Fawkes flew off his perch and lit on the man's shoulder. "Hello, Fawkes. Looks like he's at least been taking good care of you since I've been gone." He stroked the phoenix. "How's my best friend at Hogwarts." The phoenix trilled a short burst of happy song.

"How?"

"I left after nearly thirty years here because it was becoming too obvious I wasn't aging normally. Bleaching small parts of my hair white wouldn't work any more and people like you can see glamours. There wasn't a good faux aging potion that I could take long term back then, either. I also left, as I said at the time, to defend America from Grindelwald's stooges. I could hardly come back unaged. I helped clean up the remains of problems in the US, and then went into research for over a decade, partially on my own, partially at the Sefydliad. I then went back to a Muggle university, and ended up getting another Muggle doctorate, again in ancient history, this time specializing in Egyptology and ancient Mesopotamia. I've been teaching for the last thirty years; this gave me access to Muggle-controlled areas of Egypt, where I made some interesting discoveries."

He sighed. "I really enjoyed my time in the Muggle world. Still, I knew I would have to retire soon. I still own the valley in the far west, almost inaccessible to Muggle or magic, but I didn't feel like retiring back there again, like I did in the Fifties. So, I started getting back into greater touch with the general Magical world just before Christmas. I didn't like what I was reading. I came here in late May, setting up a new persona in Muggle London, just in case I need it. Then, I heard part of what happened Saturday night. He's back, isn't He?"

"He is."

"Then I am, too. Harry Potter may be the key, but I cannot let him bear all the weight you seem to have put upon him."

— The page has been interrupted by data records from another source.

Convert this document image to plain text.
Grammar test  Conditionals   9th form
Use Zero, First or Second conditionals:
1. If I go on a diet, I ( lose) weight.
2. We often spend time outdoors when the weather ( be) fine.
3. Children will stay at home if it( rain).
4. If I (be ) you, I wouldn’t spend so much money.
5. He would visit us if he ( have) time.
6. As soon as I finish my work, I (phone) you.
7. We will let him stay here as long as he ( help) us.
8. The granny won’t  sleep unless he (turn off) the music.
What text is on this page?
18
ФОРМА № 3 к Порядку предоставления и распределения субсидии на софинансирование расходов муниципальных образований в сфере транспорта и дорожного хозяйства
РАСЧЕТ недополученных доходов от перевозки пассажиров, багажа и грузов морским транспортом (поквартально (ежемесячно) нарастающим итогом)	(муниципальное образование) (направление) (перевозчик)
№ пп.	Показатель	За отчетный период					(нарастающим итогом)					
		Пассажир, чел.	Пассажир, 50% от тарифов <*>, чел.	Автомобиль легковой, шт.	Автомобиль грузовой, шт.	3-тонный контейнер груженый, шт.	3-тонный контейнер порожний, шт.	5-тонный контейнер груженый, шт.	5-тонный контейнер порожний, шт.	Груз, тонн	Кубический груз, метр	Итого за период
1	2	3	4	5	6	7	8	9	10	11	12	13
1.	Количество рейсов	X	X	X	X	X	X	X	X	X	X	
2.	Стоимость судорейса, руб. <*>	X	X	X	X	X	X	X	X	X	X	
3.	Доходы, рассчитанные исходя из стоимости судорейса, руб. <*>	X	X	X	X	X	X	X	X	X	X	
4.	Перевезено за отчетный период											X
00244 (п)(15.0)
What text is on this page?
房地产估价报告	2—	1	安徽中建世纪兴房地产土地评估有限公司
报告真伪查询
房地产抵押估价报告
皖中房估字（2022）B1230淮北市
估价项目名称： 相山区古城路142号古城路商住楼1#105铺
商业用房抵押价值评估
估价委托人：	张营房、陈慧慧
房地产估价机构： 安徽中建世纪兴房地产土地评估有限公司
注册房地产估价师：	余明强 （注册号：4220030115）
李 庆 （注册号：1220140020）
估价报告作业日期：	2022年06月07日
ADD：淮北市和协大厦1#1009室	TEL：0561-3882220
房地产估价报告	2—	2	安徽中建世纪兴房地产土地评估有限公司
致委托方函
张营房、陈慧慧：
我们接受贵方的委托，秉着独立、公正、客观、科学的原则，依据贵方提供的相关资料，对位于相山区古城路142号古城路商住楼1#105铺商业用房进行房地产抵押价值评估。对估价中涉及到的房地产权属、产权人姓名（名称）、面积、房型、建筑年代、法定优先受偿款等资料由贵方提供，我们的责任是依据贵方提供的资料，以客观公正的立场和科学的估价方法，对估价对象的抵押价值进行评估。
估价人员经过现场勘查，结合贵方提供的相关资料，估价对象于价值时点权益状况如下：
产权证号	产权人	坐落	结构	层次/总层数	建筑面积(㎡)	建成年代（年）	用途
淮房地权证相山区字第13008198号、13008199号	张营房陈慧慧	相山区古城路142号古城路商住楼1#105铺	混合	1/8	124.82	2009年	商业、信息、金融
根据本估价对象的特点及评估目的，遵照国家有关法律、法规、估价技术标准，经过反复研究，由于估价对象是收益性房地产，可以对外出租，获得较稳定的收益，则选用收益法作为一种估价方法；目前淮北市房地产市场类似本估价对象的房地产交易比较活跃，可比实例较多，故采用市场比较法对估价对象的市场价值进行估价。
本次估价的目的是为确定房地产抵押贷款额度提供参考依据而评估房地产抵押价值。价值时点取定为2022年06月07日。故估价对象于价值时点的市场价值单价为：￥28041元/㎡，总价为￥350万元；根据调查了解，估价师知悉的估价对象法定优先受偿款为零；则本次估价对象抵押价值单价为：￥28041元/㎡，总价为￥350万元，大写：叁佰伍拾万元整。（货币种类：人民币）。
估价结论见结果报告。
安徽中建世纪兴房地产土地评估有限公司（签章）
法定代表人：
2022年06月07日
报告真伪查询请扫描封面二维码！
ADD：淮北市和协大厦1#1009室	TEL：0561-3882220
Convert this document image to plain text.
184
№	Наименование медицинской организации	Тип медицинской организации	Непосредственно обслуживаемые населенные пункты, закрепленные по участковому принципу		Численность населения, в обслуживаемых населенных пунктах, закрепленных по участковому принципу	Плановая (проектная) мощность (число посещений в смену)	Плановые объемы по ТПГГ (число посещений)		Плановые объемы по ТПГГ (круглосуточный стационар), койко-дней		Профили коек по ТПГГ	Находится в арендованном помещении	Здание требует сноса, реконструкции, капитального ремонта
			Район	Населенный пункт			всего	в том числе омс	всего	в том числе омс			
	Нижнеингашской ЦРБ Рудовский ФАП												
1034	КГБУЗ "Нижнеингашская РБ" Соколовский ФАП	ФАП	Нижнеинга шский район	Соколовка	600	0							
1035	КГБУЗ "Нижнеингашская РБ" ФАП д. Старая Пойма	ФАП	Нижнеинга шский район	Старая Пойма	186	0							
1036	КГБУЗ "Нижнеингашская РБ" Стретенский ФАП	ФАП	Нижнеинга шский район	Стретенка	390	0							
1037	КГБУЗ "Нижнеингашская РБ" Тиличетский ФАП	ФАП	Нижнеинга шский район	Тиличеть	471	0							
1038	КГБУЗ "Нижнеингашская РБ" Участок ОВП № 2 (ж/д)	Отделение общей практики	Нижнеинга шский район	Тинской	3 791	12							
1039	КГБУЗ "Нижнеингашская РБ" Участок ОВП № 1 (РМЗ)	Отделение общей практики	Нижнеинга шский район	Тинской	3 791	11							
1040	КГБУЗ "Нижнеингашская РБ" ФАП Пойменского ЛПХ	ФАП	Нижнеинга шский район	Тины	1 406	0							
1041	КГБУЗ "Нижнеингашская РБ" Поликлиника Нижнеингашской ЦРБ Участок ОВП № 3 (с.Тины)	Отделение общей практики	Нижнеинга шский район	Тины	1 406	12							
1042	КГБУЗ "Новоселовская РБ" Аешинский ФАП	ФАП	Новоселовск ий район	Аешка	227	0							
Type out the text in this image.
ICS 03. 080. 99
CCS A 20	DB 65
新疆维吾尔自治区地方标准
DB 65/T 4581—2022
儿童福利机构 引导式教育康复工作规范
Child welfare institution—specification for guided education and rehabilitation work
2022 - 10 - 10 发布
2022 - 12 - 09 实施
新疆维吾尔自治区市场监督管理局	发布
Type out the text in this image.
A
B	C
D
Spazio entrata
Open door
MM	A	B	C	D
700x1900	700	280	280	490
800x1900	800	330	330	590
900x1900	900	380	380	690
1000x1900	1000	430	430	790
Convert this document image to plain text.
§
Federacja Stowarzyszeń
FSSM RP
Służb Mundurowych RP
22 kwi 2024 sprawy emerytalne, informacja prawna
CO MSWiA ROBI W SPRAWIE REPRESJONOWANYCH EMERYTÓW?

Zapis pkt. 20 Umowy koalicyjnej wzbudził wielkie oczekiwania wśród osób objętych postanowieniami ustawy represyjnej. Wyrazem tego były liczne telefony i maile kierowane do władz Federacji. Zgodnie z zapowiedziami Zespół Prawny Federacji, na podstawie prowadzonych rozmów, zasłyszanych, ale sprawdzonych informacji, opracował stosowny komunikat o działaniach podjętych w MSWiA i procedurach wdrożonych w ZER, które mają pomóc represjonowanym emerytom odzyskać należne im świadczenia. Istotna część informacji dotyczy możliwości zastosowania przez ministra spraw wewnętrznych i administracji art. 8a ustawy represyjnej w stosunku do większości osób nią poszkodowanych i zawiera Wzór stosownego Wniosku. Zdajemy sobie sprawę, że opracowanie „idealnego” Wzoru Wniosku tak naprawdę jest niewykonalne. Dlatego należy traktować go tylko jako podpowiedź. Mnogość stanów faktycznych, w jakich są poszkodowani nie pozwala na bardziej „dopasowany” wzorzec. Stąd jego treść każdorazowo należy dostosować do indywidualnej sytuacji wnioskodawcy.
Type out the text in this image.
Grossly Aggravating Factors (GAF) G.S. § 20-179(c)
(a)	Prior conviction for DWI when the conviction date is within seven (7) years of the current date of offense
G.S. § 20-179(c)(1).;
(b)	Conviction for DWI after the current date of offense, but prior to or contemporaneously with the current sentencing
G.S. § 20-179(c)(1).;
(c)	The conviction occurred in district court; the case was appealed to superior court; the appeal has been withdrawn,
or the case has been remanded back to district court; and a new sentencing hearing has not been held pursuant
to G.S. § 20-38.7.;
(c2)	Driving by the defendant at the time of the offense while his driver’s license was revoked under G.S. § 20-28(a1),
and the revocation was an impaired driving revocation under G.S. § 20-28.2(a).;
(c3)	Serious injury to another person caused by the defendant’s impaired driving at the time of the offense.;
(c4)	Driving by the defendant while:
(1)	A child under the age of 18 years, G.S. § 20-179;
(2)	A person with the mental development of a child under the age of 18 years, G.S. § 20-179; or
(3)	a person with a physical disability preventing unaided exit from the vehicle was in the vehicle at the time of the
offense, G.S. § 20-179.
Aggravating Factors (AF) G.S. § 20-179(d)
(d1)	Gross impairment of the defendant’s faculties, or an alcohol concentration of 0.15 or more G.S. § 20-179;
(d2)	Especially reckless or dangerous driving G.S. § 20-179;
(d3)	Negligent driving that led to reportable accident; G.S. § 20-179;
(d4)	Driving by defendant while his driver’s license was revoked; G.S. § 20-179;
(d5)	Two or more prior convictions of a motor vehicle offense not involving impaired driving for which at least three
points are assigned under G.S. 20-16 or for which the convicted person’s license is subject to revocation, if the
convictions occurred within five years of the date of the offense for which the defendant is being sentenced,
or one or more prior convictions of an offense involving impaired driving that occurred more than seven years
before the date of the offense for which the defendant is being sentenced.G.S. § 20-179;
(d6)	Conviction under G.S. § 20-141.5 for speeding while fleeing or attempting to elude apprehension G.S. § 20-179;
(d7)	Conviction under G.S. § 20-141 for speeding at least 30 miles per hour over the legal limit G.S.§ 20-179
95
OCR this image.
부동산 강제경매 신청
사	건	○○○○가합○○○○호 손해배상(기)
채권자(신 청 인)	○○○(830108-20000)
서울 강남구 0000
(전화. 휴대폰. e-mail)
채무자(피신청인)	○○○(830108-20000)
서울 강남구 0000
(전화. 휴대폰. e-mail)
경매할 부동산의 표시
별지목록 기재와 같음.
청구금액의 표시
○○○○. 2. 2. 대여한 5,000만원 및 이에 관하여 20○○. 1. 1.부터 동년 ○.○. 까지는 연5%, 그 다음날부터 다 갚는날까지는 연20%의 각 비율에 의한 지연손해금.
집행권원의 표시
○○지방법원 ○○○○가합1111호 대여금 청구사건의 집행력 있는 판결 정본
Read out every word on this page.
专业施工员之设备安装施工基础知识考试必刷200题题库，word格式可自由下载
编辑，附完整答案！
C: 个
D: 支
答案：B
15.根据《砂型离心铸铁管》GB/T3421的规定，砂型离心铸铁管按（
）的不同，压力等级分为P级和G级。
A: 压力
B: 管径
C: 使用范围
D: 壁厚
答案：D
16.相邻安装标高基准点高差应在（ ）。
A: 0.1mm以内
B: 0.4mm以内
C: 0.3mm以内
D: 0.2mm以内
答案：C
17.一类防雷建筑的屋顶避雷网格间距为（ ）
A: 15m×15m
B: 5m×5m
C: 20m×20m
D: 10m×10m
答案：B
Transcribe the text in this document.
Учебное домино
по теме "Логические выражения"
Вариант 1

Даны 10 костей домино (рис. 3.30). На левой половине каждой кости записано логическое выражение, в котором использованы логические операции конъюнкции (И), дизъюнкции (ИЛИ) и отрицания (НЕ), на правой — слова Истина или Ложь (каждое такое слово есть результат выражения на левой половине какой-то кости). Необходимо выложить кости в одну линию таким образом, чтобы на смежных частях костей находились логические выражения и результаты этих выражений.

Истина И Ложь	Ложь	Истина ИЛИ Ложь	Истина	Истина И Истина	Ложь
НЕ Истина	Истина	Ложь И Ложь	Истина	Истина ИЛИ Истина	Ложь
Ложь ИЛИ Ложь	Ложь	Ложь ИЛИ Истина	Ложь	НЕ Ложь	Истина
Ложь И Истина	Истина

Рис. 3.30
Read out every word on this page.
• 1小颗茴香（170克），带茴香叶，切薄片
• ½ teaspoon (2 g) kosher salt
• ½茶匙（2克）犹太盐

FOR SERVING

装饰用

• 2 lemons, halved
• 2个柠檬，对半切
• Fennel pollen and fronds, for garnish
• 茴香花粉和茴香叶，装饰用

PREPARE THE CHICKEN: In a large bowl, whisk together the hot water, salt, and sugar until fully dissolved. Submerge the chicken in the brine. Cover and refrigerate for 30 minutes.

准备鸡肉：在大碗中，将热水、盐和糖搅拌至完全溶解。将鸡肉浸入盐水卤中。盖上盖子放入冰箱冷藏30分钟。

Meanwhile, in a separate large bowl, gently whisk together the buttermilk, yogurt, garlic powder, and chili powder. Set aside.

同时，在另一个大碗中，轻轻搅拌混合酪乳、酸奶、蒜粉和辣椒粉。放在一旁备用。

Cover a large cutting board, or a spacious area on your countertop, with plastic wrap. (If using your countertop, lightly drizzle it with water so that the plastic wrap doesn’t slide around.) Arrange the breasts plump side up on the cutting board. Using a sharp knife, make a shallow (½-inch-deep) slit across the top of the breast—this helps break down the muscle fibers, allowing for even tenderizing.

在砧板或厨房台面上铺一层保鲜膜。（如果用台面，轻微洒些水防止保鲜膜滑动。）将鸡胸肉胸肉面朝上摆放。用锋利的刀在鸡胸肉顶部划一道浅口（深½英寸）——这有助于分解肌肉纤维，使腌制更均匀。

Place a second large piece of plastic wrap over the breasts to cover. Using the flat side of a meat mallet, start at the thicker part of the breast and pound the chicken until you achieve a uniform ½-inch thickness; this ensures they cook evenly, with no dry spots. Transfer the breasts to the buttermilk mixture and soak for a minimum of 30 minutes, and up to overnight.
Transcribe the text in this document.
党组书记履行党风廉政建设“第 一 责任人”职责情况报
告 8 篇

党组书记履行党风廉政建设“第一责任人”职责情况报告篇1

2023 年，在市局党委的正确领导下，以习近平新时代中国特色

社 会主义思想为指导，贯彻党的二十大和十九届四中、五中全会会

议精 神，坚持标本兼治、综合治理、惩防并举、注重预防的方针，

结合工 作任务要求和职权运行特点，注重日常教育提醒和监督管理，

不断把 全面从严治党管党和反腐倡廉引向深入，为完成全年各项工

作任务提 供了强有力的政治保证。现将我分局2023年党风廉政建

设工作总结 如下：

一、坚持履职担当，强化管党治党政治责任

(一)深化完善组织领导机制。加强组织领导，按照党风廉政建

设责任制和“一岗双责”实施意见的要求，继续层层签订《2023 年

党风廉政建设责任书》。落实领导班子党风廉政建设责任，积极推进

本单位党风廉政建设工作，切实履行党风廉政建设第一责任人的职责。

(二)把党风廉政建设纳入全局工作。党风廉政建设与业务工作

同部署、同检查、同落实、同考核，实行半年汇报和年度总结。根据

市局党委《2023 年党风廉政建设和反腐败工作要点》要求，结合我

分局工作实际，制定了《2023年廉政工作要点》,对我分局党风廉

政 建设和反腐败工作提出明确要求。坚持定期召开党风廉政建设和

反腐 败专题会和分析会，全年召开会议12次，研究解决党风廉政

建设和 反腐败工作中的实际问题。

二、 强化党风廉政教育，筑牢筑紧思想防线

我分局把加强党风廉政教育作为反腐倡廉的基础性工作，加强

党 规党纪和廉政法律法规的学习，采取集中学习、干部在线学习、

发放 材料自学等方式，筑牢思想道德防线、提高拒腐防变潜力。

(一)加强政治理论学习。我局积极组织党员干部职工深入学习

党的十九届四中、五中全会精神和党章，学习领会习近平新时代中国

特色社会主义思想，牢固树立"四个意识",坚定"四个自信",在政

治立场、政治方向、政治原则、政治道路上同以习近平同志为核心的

"How are you here? Not why, we can discuss that later. How?"

The man shrugged. "An unrecreatible accident back in Eighteen-ninety, when some other students and I were trying to make a Philosopher's Stone, or Sorcerer's Stone if you prefer. Essentially, it seems as if I age about a year for every ten. Surely you must have suspected?"

"No, I didn't." Dumbledore looked abashed. "So, you are. . . ."

"I was a hundred and twenty-three a few days ago. I probably look a little under thirty, right?"

"True."

"Now, tell me everything I need to know. Then, I'll think about it, and then we can talk about possible . . . situations and solutions."